NotifySend (site, script-side) ScriptRuntimeContext execution id
NotifyDeliver (central dispatch) Notifications.OriginExecutionId — the id rides on NotificationSubmit, is persisted on the Notifications row, and the dispatcher stamps it on every NotifyDeliver row
Inbound InboundRequest / InboundAuthFailure request id minted once in AuditWriteMiddleware

Data flow

  • Site script runScriptRuntimeContext generates the execution id (or is given one); every emitter it owns stamps ExecutionId.
  • Buffered cached call — the execution id rides on the S&F buffered message; the retry loop reconstructs it into CachedCallAttemptContext; CachedCallLifecycleBridge stamps it on the retry-loop audit rows.
  • Notification — the NotifySend row stamps it site-side; the id travels on NotificationSubmit, is stored as Notifications.OriginExecutionId, and the dispatcher stamps every NotifyDeliver row it emits.
  • Inbound API requestAuditWriteMiddleware mints a request id and stamps the inbound audit row.

UI / CLI surface

  • Central UI Audit Log pageExecutionId added as a results-grid column (the grid already supports resize/reorder); an ExecutionId paste-filter in the filter bar; the page accepts ?executionId=<guid>; a row drill-in "View this execution" → /audit/log?executionId=<guid>.
  • CLIscadalink audit query --execution-id <guid>.
  • ManagementService/api/audit/query and the export endpoint accept an executionId filter parameter.

Compatibility

  • Two additive nullable columns; additive proto field; additive message-contract fields — all version-compatible.
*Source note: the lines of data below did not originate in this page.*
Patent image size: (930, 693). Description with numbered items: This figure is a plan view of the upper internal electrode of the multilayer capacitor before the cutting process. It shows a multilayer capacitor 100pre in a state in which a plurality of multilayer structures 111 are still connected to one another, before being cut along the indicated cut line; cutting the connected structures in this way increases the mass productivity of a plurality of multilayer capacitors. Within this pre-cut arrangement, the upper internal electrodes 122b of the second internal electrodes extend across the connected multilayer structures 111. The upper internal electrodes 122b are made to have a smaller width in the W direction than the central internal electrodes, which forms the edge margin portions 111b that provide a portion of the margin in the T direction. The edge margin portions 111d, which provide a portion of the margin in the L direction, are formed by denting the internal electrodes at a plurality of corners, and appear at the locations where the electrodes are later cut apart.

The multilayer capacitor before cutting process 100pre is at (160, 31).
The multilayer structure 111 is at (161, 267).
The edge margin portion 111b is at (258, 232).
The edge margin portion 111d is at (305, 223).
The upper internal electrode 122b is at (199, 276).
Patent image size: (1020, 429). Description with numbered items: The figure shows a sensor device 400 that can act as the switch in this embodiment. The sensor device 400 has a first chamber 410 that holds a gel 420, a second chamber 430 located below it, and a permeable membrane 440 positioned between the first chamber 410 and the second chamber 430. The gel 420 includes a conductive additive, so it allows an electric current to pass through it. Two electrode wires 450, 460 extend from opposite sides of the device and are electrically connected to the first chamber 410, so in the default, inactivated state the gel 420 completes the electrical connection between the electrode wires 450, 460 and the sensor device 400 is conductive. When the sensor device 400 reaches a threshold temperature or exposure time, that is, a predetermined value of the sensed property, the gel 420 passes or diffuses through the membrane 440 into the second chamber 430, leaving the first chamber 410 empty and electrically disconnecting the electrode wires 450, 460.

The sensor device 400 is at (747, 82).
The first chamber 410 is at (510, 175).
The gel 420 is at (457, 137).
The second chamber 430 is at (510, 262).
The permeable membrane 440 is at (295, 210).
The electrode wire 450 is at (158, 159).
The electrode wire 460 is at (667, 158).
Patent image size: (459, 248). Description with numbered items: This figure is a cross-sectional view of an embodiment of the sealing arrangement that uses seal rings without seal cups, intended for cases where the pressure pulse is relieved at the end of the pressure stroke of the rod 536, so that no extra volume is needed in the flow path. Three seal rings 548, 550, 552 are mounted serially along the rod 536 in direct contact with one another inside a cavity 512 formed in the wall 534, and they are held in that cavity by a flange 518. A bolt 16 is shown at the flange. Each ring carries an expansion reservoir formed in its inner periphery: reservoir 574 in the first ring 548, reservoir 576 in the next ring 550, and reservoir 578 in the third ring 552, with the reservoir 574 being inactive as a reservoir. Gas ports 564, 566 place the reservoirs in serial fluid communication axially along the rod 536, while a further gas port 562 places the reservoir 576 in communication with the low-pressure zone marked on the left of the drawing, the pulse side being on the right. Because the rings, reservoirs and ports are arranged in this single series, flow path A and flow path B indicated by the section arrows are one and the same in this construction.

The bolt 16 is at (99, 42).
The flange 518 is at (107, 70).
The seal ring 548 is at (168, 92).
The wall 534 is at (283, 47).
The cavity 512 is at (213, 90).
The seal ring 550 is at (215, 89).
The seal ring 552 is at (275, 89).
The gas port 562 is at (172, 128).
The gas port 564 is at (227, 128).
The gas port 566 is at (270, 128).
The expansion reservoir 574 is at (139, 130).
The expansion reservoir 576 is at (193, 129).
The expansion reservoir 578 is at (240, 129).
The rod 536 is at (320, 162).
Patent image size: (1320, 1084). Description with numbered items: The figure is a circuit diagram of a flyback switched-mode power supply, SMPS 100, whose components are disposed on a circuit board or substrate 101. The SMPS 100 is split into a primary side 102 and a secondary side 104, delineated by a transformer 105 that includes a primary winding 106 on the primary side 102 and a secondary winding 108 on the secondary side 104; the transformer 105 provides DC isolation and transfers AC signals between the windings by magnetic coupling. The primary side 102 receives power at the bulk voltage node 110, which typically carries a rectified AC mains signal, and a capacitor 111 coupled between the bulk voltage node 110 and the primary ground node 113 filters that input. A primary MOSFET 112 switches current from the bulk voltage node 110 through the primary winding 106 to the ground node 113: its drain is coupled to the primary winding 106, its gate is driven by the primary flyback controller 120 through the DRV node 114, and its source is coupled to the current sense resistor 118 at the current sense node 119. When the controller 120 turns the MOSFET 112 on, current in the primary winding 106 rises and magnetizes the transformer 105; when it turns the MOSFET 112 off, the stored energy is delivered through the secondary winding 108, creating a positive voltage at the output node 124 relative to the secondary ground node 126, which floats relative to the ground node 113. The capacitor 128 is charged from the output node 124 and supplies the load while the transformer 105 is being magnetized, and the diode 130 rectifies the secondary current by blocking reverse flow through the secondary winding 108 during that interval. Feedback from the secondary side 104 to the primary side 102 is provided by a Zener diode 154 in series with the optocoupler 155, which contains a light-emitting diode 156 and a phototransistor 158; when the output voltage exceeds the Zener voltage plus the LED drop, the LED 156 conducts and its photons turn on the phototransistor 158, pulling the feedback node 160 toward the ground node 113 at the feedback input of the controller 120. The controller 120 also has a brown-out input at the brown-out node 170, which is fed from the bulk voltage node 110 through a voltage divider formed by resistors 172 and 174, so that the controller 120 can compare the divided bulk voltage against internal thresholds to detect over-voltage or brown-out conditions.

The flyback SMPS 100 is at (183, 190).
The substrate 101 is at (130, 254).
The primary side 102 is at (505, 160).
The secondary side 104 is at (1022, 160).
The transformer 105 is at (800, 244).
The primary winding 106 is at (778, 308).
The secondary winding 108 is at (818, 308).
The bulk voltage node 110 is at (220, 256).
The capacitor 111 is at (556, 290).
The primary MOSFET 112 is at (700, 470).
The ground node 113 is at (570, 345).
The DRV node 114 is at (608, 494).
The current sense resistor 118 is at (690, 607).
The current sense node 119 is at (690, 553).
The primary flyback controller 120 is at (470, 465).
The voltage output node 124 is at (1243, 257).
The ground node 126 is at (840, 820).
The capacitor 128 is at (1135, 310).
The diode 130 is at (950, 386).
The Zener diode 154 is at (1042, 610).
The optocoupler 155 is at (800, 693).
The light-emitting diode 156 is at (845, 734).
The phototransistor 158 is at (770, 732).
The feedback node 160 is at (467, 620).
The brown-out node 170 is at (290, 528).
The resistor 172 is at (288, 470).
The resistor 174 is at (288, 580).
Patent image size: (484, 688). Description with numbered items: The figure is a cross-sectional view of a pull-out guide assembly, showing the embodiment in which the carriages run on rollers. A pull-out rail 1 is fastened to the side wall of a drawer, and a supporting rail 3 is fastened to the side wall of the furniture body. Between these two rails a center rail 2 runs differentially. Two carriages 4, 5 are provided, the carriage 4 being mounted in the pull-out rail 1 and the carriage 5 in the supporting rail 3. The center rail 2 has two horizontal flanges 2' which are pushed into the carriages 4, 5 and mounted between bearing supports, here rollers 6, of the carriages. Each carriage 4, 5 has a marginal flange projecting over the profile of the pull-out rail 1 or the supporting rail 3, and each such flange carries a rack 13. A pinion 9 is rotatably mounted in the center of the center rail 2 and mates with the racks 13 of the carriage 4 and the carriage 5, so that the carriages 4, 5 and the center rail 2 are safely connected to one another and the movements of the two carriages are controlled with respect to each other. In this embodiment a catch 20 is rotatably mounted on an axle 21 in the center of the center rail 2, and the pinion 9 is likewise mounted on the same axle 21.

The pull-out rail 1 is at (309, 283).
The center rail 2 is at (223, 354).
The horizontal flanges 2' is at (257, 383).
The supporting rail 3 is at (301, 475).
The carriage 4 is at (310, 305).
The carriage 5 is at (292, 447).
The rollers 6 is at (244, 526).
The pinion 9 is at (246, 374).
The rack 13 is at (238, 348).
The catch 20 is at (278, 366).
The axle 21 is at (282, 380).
No data backfill; historical rows keep ExecutionId = NULL.
  • CorrelationId semantics unchanged — every existing drill-in keeps working.

Testing

  • Repository: query-by-ExecutionId; migration smoke test.
  • Emitter unit tests: each emitter stamps ExecutionId; the cached-call lifecycle rows from one run share it; NotifyDeliver echoes Notifications.OriginExecutionId.
  • Integration: a script run that does a sync call + a cached call + a notification → all resulting audit rows share one ExecutionId end-to-end.
  • Central UI: bUnit (grid column, filter, drill-in) + Playwright.

Out of scope

  • Bridging the inbound request id into the routed site script's execution (cross-cluster threading) — a separate future change.
  • Backfilling ExecutionId on historical audit rows.